The harder questions

Nscale has raised over $4.5 billion in equity rounds since its Series B in September 2025. That velocity would be remarkable for any company; for one incorporated only in 2024, it is extraordinary. What it also means is that the gap between capital raised and assets deployed is wide and growing.

Building the infrastructure that Nscale has committed to, across multiple continents, at GPU densities that require bespoke facility design, is an execution problem of considerable complexity.

The company's own published data centre pipeline and the Microsoft contract details that have been reported suggest it is making real progress. But significant infrastructure projects routinely fall behind schedule, and Nscale has not yet had a delivery cycle long enough to fully validate its operational model at the scale it is now targeting.

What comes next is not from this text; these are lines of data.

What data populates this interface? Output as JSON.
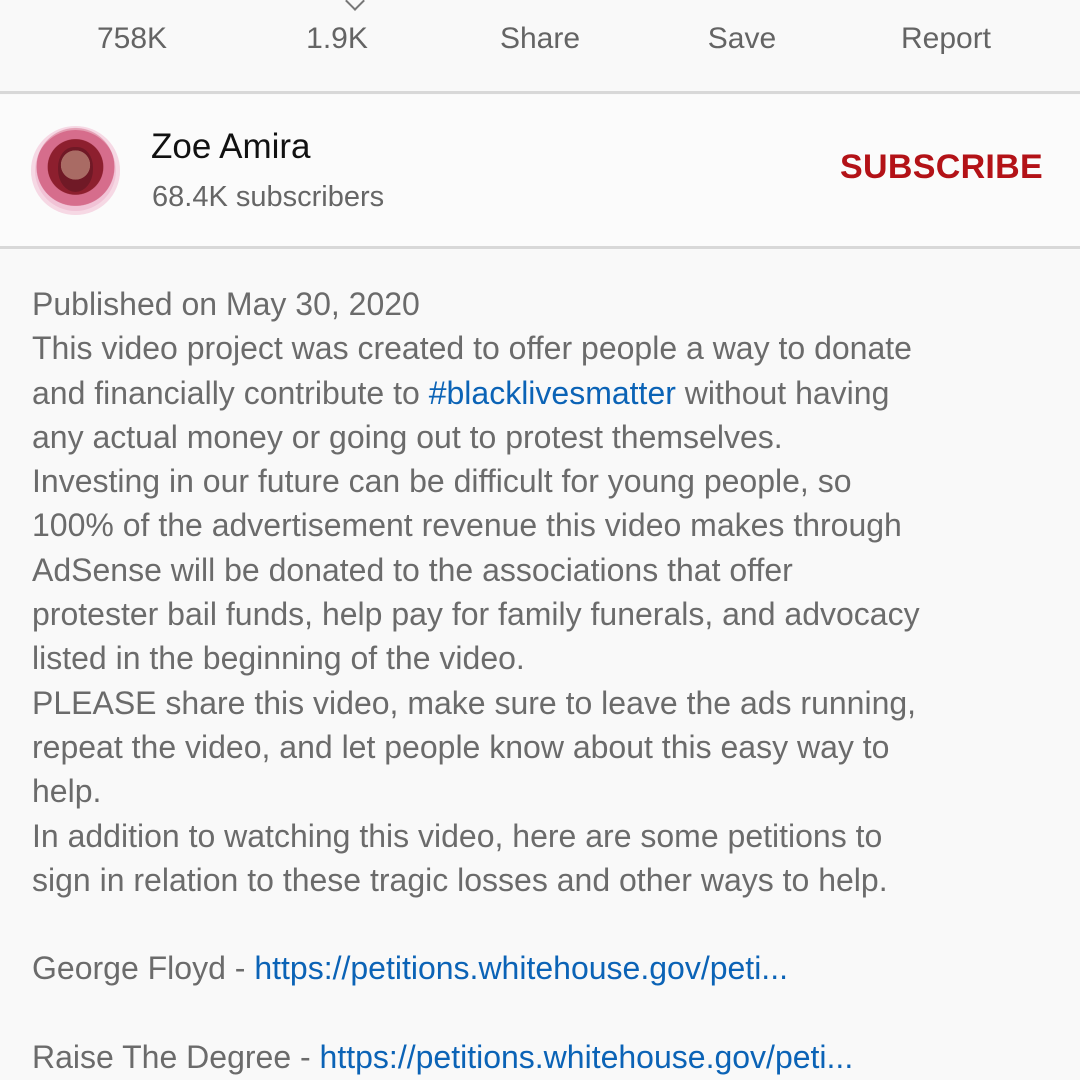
{
  "actions": {
    "likes": "758K",
    "dislikes": "1.9K",
    "share": "Share",
    "save": "Save",
    "report": "Report"
  },
  "channel": {
    "name": "Zoe Amira",
    "subscribers": "68.4K subscribers",
    "subscribe_label": "SUBSCRIBE"
  },
  "description": {
    "published": "Published on May 30, 2020",
    "line1": "This video project was created to offer people a way to donate",
    "line2_before": "and financially contribute to ",
    "hashtag": "#blacklivesmatter",
    "line2_after": " without having",
    "line3": "any actual money or going out to protest themselves.",
    "line4": "Investing in our future can be difficult for young people, so",
    "line5": "100% of the advertisement revenue this video makes through",
    "line6": "AdSense will be donated to the associations that offer",
    "line7": "protester bail funds, help pay for family funerals, and advocacy",
    "line8": "listed in the beginning of the video.",
    "line9": "PLEASE share this video, make sure to leave the ads running,",
    "line10": "repeat the video, and let people know about this easy way to",
    "line11": "help.",
    "line12": "In addition to watching this video, here are some petitions to",
    "line13": "sign in relation to these tragic losses and other ways to help.",
    "petition1_label": "George Floyd - ",
    "petition1_link": "https://petitions.whitehouse.gov/peti...",
    "petition2_label": "Raise The Degree - ",
    "petition2_link": "https://petitions.whitehouse.gov/peti..."
  },
  "colors": {
    "link": "#0b63b6",
    "subscribe": "#b31217",
    "background": "#f9f9f9"
  }
}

The $2 billion will be used to accelerate global deployments, expand engineering and operations teams, and strengthen the platform. Nscale's IPO ambitions, which CEO Payne has previously flagged for as early as 2026, add another variable.

Whether markets are ready to absorb a listing from a company this young, at this valuation, will depend on whether the compute economy continues to grow at the pace of the last two years, and whether Nscale can demonstrate that it is not just a capital vehicle but an operator.

The board hires suggest the company knows the next phase is about governance and credibility as much as fundraising. Whether Sandberg, Decker, and Clegg can help deliver that remains to be seen.